The US Department of the Interior agency said that the revised regulations would appear in the Oct. 31 Federal Register. It undertook the rulemaking effort in response to Section 387 of the 2005 Energy Policy Act, which directed DOI to revise the existing rental fee schedule for linear rights-of-way to reflect current land values. BLM last updated the fees in 1987, it said.

The new regulations would update the fee schedule based on current land values from information published by the National Agricultural Statistics Service and would adjust those values, whether up or down, every 5 years, according to BLM Director James L. Caswell.

"The American taxpayer deserves fair compensation for the use of public lands for commercial purposes. This new rule would ensure that the federal government receives an adequate return for right-of-way rentals, both now and into the future," he said.

BLM said the revised rent schedule covers most linear rights-of-way granted under the 1920 Mineral Leasing Act and the 1976 Federal Land Policy and Management Act. Both laws require the holder of a right-of-way to pay fair market value to occupy, use, or cross public land for such facilities as power lines, fiber-optic lines, pipelines, roads, and ditches.

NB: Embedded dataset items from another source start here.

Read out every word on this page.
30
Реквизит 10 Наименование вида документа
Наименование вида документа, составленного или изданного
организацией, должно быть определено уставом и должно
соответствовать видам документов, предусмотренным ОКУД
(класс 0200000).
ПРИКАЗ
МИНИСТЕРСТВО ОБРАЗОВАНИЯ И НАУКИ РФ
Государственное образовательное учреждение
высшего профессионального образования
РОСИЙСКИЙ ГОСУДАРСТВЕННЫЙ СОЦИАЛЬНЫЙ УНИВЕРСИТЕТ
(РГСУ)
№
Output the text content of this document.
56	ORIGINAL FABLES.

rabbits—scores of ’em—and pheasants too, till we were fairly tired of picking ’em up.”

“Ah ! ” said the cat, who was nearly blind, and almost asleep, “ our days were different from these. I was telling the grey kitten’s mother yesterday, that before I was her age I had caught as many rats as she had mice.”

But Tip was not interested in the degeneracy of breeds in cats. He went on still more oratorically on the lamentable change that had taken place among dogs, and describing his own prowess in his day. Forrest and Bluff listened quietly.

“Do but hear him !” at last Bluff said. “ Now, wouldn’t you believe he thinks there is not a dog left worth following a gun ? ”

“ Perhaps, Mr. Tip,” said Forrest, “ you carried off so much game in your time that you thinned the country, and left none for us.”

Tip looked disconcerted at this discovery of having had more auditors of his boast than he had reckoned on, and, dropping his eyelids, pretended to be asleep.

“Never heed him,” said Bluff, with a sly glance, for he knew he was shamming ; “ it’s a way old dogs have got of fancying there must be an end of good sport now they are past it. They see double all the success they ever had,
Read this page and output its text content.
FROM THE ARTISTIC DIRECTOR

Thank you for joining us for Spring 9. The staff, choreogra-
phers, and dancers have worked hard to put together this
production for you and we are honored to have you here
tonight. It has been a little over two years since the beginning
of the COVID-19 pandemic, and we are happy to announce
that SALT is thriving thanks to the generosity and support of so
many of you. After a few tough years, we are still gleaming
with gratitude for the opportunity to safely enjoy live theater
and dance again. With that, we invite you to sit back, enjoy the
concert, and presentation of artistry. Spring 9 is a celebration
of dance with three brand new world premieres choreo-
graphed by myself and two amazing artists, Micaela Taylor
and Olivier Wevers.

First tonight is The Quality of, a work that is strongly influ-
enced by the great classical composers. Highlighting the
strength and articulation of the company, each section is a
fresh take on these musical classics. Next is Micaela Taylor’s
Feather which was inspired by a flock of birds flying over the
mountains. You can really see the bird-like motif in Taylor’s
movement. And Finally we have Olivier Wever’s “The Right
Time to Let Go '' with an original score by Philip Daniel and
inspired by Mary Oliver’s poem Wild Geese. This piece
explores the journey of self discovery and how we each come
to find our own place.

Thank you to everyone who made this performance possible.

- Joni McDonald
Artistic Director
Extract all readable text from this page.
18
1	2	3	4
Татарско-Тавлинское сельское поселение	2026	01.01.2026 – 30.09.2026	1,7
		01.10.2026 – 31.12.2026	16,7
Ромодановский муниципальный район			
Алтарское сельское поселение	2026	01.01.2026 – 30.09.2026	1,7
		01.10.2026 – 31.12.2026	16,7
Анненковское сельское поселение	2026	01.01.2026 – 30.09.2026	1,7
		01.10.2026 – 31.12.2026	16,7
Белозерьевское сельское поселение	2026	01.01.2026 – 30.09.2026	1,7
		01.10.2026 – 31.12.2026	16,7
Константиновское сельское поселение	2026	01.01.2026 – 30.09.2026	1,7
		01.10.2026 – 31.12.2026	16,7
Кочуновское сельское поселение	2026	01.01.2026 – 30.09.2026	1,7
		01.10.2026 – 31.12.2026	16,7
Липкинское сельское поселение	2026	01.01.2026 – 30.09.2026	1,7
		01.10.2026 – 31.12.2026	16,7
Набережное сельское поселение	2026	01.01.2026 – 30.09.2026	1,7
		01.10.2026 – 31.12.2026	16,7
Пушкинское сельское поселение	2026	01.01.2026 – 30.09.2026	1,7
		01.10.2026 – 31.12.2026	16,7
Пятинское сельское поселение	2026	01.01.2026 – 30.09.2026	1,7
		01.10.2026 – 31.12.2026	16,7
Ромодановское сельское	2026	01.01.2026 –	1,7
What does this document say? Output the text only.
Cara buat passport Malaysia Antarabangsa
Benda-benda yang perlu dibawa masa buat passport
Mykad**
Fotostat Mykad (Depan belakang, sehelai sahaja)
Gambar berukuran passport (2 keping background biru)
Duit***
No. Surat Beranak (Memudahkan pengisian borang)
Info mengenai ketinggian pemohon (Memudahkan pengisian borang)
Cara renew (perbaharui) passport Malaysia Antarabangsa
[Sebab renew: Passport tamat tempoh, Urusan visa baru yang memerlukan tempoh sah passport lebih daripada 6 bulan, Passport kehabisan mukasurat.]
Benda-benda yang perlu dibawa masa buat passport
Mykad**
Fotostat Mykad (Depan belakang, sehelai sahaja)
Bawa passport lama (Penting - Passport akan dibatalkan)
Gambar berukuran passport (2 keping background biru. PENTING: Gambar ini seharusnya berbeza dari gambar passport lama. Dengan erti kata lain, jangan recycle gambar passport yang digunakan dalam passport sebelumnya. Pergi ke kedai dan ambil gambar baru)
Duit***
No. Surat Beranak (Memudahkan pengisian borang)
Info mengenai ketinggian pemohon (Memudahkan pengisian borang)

The revised rental fee schedule, which BLM plans to phase in by reducing the 2009 per-acre rent by 25%, would also be adopted by the US Forest Service for use in national forests, BLM said. The new regulations also contain provisions not directly related to the rent schedule that cover flexible rental payment periods, reimbursements of processing and monitoring fees for leases and permits, and other topics, the agency said.

It said there currently are more than 96,000 right-of-way grants on BLM acreage, 48,600 of which are subject to rent which generated more than $20 million of revenue in fiscal 2007.